Each passing day is now bringing more hardship to local farmers and ranchers as the current exceptional drought clutches the ever-drying soils with no rainfall in sight.

Since September of last year, we are some 17 inches of rain below normal. This past week the local U.S. Department of Agriculture County Emergency Board met to review the current grim Ag situation as it relates to crops and livestock.

Currently, about 93 percent of the local cotton acres have failed, 42 percent of grain sorghum along with about 100 percent of the local hay crop. The wheat crop had about 44 percent of the acres fail and 69 percent of corn acres failed.

Livestock continue to be sold due to a lack of available forage and the high cost feed. Bottom line, the losses due this current drought in Nueces County have reached at least $77 million in lost revenue, and without significant rain soon, this number will continue to grow.

This year's drought has affected not only area farmers and ranchers, but also homeowners. Many homeowners are seeing their landscapes wither due to lack of rainfall and summer heat. Some homeowners are seeing their water bills skyrocket and probably not long from now, several communities will ask homeowners to conserve water through water rationing.

Landscape Maintenance Practices Save Water

Proper maintenance is a key principle in reducing irrigation requirements in the landscape. Maintenance practices, such as mulching, mowing and fertilizing greatly impacts the water efficiency of any landscape, as well as the landscape's ability to survive a drought.

Research at Texas A&M University has shown that soil that is not mulched may lose twice as much water to evaporation as mulched soil. Mulch is a layer of material covering the soil surface around plants. Mulches can be organic materials, such as shredded bark, compost and wood chips; or inorganic materials, such as lava rock, limestone and woven plastic.

Use mulch wherever possible. Good mulch preserves soil moisture, prevents soil compaction, keeps soil temperatures more moderate and reduces weed populations. In case weeds do get a start, they are much easier to pull if mulch has been used.

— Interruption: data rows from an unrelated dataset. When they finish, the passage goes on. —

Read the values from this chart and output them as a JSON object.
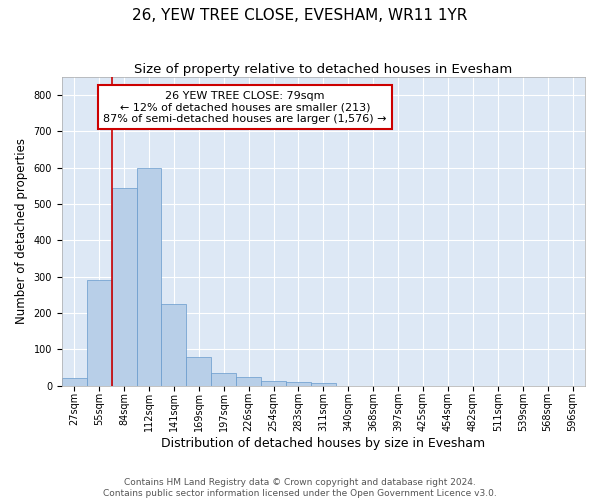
{
  "title": "26, YEW TREE CLOSE, EVESHAM, WR11 1YR",
  "subtitle": "Size of property relative to detached houses in Evesham",
  "xlabel": "Distribution of detached houses by size in Evesham",
  "ylabel": "Number of detached properties",
  "categories": [
    "27sqm",
    "55sqm",
    "84sqm",
    "112sqm",
    "141sqm",
    "169sqm",
    "197sqm",
    "226sqm",
    "254sqm",
    "283sqm",
    "311sqm",
    "340sqm",
    "368sqm",
    "397sqm",
    "425sqm",
    "454sqm",
    "482sqm",
    "511sqm",
    "539sqm",
    "568sqm",
    "596sqm"
  ],
  "values": [
    22,
    290,
    545,
    598,
    225,
    80,
    35,
    25,
    12,
    10,
    8,
    0,
    0,
    0,
    0,
    0,
    0,
    0,
    0,
    0,
    0
  ],
  "bar_color": "#b8cfe8",
  "bar_edge_color": "#6699cc",
  "vline_color": "#cc0000",
  "vline_pos": 1.5,
  "annotation_text_line1": "26 YEW TREE CLOSE: 79sqm",
  "annotation_text_line2": "← 12% of detached houses are smaller (213)",
  "annotation_text_line3": "87% of semi-detached houses are larger (1,576) →",
  "annotation_box_color": "#cc0000",
  "ylim": [
    0,
    850
  ],
  "yticks": [
    0,
    100,
    200,
    300,
    400,
    500,
    600,
    700,
    800
  ],
  "bg_color": "#dde8f5",
  "grid_color": "#ffffff",
  "footer_text": "Contains HM Land Registry data © Crown copyright and database right 2024.\nContains public sector information licensed under the Open Government Licence v3.0.",
  "title_fontsize": 11,
  "subtitle_fontsize": 9.5,
  "xlabel_fontsize": 9,
  "ylabel_fontsize": 8.5,
  "tick_fontsize": 7,
  "annotation_fontsize": 8,
  "footer_fontsize": 6.5
}
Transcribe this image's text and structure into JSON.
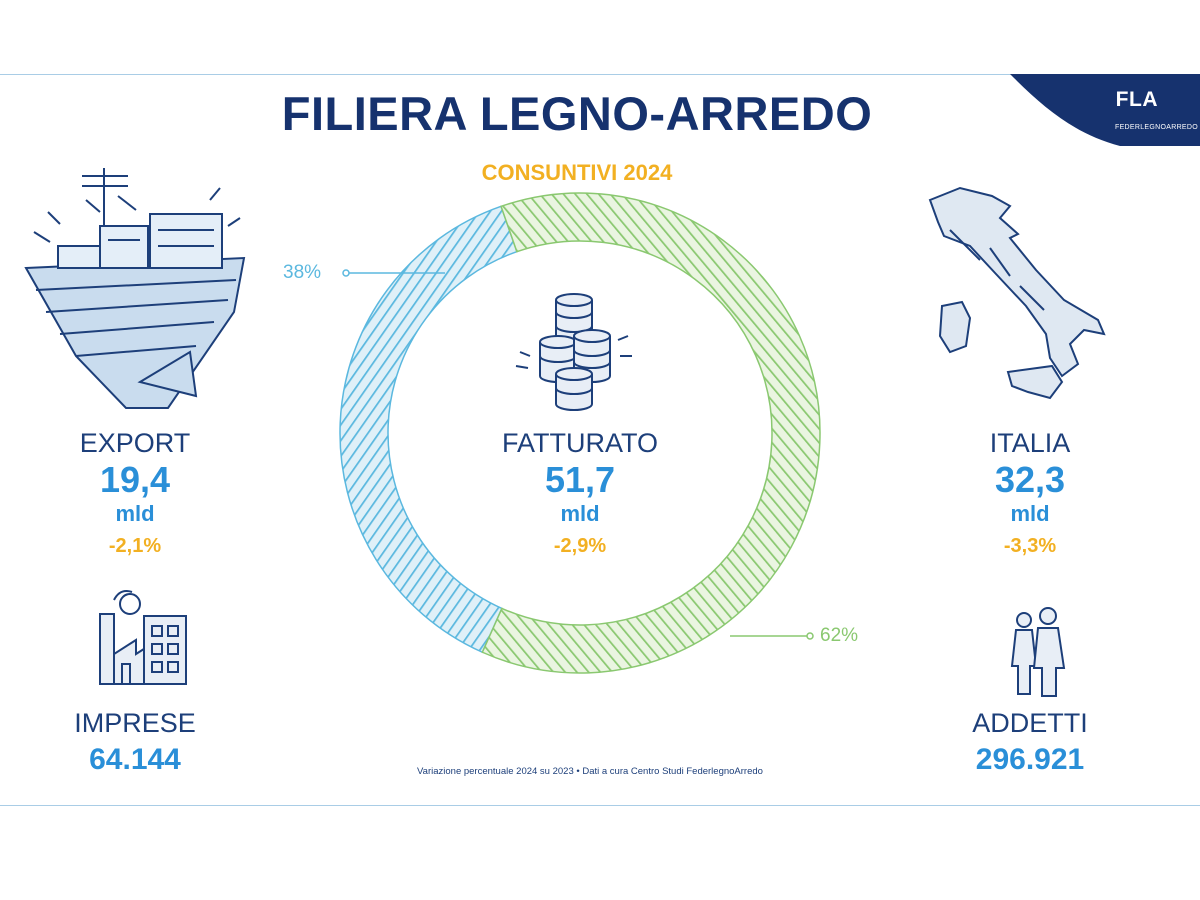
{
  "header": {
    "title": "FILIERA LEGNO-ARREDO",
    "subtitle": "CONSUNTIVI 2024",
    "logo_text": "FLA",
    "logo_subtext": "FEDERLEGNOARREDO"
  },
  "chart_data": {
    "type": "pie",
    "title": "FILIERA LEGNO-ARREDO",
    "subtitle": "CONSUNTIVI 2024",
    "center": {
      "label": "FATTURATO",
      "value": "51,7",
      "unit": "mld",
      "change": "-2,9%"
    },
    "slices": [
      {
        "name": "EXPORT",
        "value": 38,
        "label": "38%",
        "color": "#5bb8df"
      },
      {
        "name": "ITALIA",
        "value": 62,
        "label": "62%",
        "color": "#8ac870"
      }
    ]
  },
  "export": {
    "label": "EXPORT",
    "value": "19,4",
    "unit": "mld",
    "change": "-2,1%"
  },
  "italia": {
    "label": "ITALIA",
    "value": "32,3",
    "unit": "mld",
    "change": "-3,3%"
  },
  "imprese": {
    "label": "IMPRESE",
    "value": "64.144"
  },
  "addetti": {
    "label": "ADDETTI",
    "value": "296.921"
  },
  "footnote": "Variazione percentuale 2024 su 2023 • Dati a cura Centro Studi FederlegnoArredo",
  "colors": {
    "navy": "#16326e",
    "blue": "#2a8fd8",
    "yellow": "#f2b022",
    "ring_blue": "#5bb8df",
    "ring_green": "#8ac870"
  },
  "icons": [
    "ship-icon",
    "coins-icon",
    "italy-map-icon",
    "factory-icon",
    "people-icon"
  ]
}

Organic mulches will decompose and sometimes wash away, so make checks regularly and replacements when necessary. In addition to mulching, other maintenance practices help save water in the landscape.

Raising the mowing height on turf grasses helps lawns survive drought conditions. For example, raise the mowing height on St. Augustine grass to three to four inches during drought. The typical mowing height is about two inches.

Another maintenance practice that adds to the efficient use of water by plants is proper fertilization. Applying fertilizer to the lawn at the proper time and in the proper amount can save time, effort and money through reduced mowing and watering. Fertilizers can also be a major source of pollution of streams and groundwater if excessive amounts are applied.

Fertilize the lawn once in spring and again in fall to produce a beautiful turf without excess growth that demands frequent watering. Use a slow-release form of nitrogen in spring and a quick release form in fall. Apply only one pound of actual nitrogen fertilizer per 1,000 square feet of lawn at one time. By using this fertilizer schedule, no other fertilizer is needed for most shrubs and trees in the lawn area.

Other cultural practices that add to the efficient use of water by plants are periodic checks of the irrigation system, properly timed insect and disease control and elimination of water demanding weeds.

Probably the most important concept in landscape water conservation is proper watering. Knowing when to water, and for how long, is fundamental to maintaining a quality landscape that is water efficient. Newly planted trees and shrubs will need more frequent watering from the planting time until they are well-rooted.

During this establishment period, plants can be gradually weaned to a smaller amount of water. Proper weaning develops deep roots and makes plants drought enduring.

Of the tremendous amounts of water applied to lawns and gardens, much of it is never absorbed by the plants and put to use. Some water is lost to runoff by being applied faster than the soil can absorb it, and some water evaporates from exposed, unmulched soil before the plant can use it.

Yet the greatest waste of water is when too much is applied too often. More plants are killed by too much water than by too little.

Most lawns receive twice as much water as they require for a healthy appearance. It is best to not water by the calendar, for example, once a week. It is better to water when the plant needs watering. Most gardeners can readily recognize lawn stresses due to lack of water, such as wilting and yellowing. The key to watering lawns is to apply the water as infrequently as possible, yet thoroughly.

As with lawns, trees and shrubs should be watered as infrequently as possible, yet thoroughly. Most established trees and shrubs will benefit from a twice a month thorough watering during the growing season in the absence of adequate rain. Normal lawn watering is not a substitute for thorough tree and shrub watering.